6. À part les tziganes, tous ces éléments hétéroclites sont au
singulier : « Un ours un singe un chien », « un âne », « un fifre »,« un air », ce qui confère une impression de solitude à ce tableau.
De plus, ils avancent « lentement », la « roulotte
» est « traînée», comme difficilement, par l’âne. Le jeu de la description
réaliste, commençant par la fin pour ensuite dépasser le cortège, les fait
s’éloigner graduellement de la vue du poète, à l’instar de la musique qui, elle
aussi, s’éloigne. Les fifres sont « lointains », et le silence
semble de nouveau s’abattre sur le Rhin, laissant le poète à sa
propre solitude.
III. La mélancolie de la
fuite du temps : (vers 14 à 17)
7. À la manière des chansons du Moyen Âge, le vers 14 reprend à
l’identique le premier hémistiche du poème, de la même manière que la strophe
est, à nouveau, en alexandrins. Le « Rhin » revient également,
ainsi que la nature, omniprésente ici : « De lierre de vigne vierge et de rosiers ». Mais la tonalité a
totalement changé. Le mois de mai est immédiatement associé aux « ruines », peut-être celles des châteaux qui longent le Rhin, et, plus
symboliquement, métaphores des souvenirs amoureux douloureux. Enfin, alors que
le mois de mai est celui du printemps, c’est ici presque l’automne qui est
décrit : « le vent du Rhin », la « vigne
vierge », répétée au dernier mot
du poème, l’« osier » que l’on tresse séché…
Les allitérations en [s] et [z] des deux derniers vers, peu euphoniques ( =Peu
plaisants à l’oreille), accentuent cette tristesse.
Enfin, les fleurs sont « nues », comme si leurs pétales étaient tous tombés, à l’image des
pétales des cerisiers au début du poème.
8. Mais si l’automne est, pour Apollinaire, la saison du deuil, quelques
indices dans cette strophe laissent entrevoir la possibilité d’une renaissance.
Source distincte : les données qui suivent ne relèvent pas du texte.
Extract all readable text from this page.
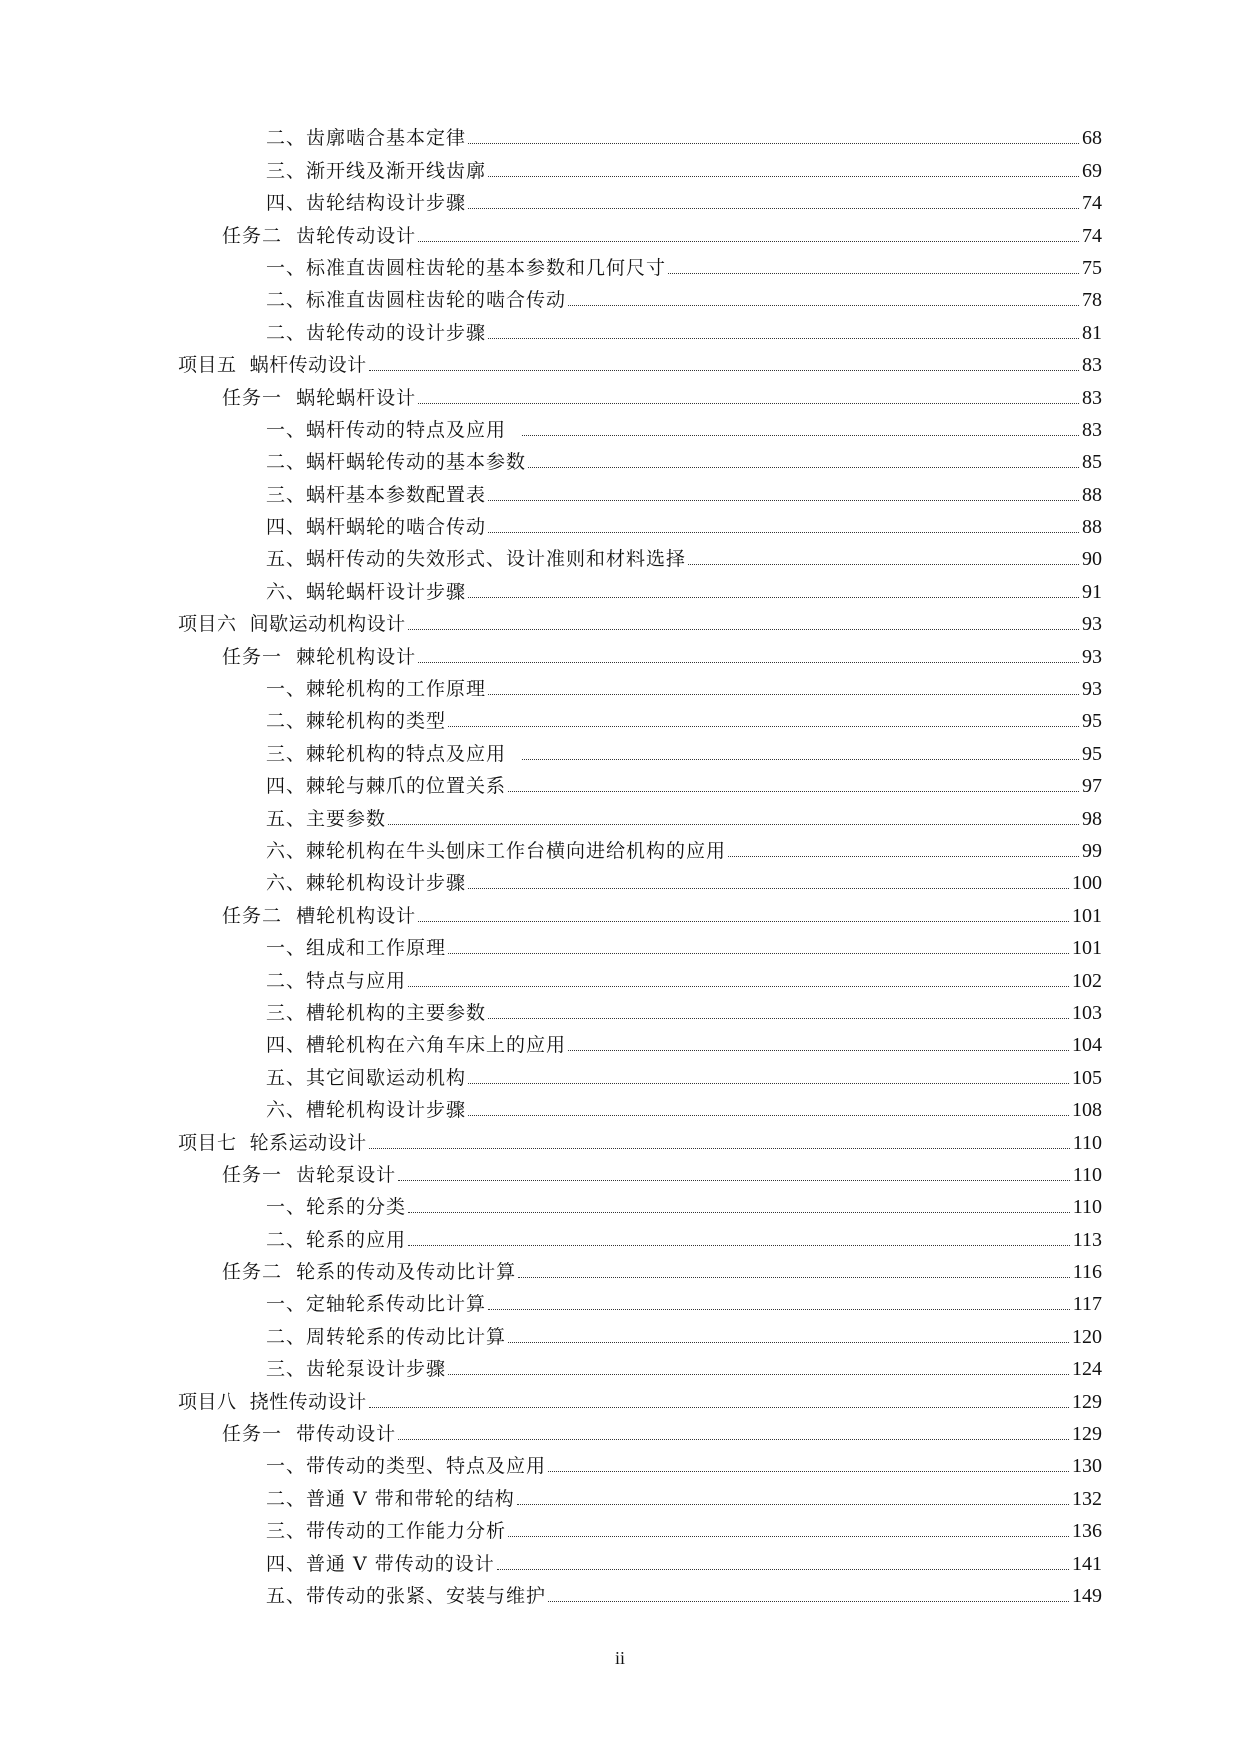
二、齿廓啮合基本定律	68
三、渐开线及渐开线齿廓	69
四、齿轮结构设计步骤	74
任务二  齿轮传动设计	74
一、标准直齿圆柱齿轮的基本参数和几何尺寸	75
二、标准直齿圆柱齿轮的啮合传动	78
二、齿轮传动的设计步骤	81
项目五  蜗杆传动设计	83
任务一  蜗轮蜗杆设计	83
一、蜗杆传动的特点及应用	83
二、蜗杆蜗轮传动的基本参数	85
三、蜗杆基本参数配置表	88
四、蜗杆蜗轮的啮合传动	88
五、蜗杆传动的失效形式、设计准则和材料选择	90
六、蜗轮蜗杆设计步骤	91
项目六  间歇运动机构设计	93
任务一  棘轮机构设计	93
一、棘轮机构的工作原理	93
二、棘轮机构的类型	95
三、棘轮机构的特点及应用	95
四、棘轮与棘爪的位置关系	97
五、主要参数	98
六、棘轮机构在牛头刨床工作台横向进给机构的应用	99
六、棘轮机构设计步骤	100
任务二  槽轮机构设计	101
一、组成和工作原理	101
二、特点与应用	102
三、槽轮机构的主要参数	103
四、槽轮机构在六角车床上的应用	104
五、其它间歇运动机构	105
六、槽轮机构设计步骤	108
项目七  轮系运动设计	110
任务一  齿轮泵设计	110
一、轮系的分类	110
二、轮系的应用	113
任务二  轮系的传动及传动比计算	116
一、定轴轮系传动比计算	117
二、周转轮系的传动比计算	120
三、齿轮泵设计步骤	124
项目八  挠性传动设计	129
任务一  带传动设计	129
一、带传动的类型、特点及应用	130
二、普通 V 带和带轮的结构	132
三、带传动的工作能力分析	136
四、普通 V 带传动的设计	141
五、带传动的张紧、安装与维护	149
ii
Certes, les ruines demeurent, mais elles sont « paré[es] »(= habillées avec soin comme des reines), telles les dames de
la première strophe. Les « rosiers
» rappellent la métaphore
de la rose pour décrire la femme aimée, ou encore le symbole de l’amour. Et la
nature est vivante : « le
vent du Rhin secoue » il y a du mouvement par
opposition aux vergers qui « se figeaient en arrière », les roseaux
parlent ou chantent, puisqu’ils sont « jaseurs », et la vigne a des « fleurs nues », qui peuvent aussi évoquer des figures féminines. Reste que la
solitude du poète est toujours présente, puisque les seuls signes de vie sont
ceux de la nature, et qu’il continue inexorablement à s’éloigner sur le fleuve,
passant sur l’eau passante, et observant les autres passer. À leurs images, le
temps s’enfuit et transforme les amours en « ruines ».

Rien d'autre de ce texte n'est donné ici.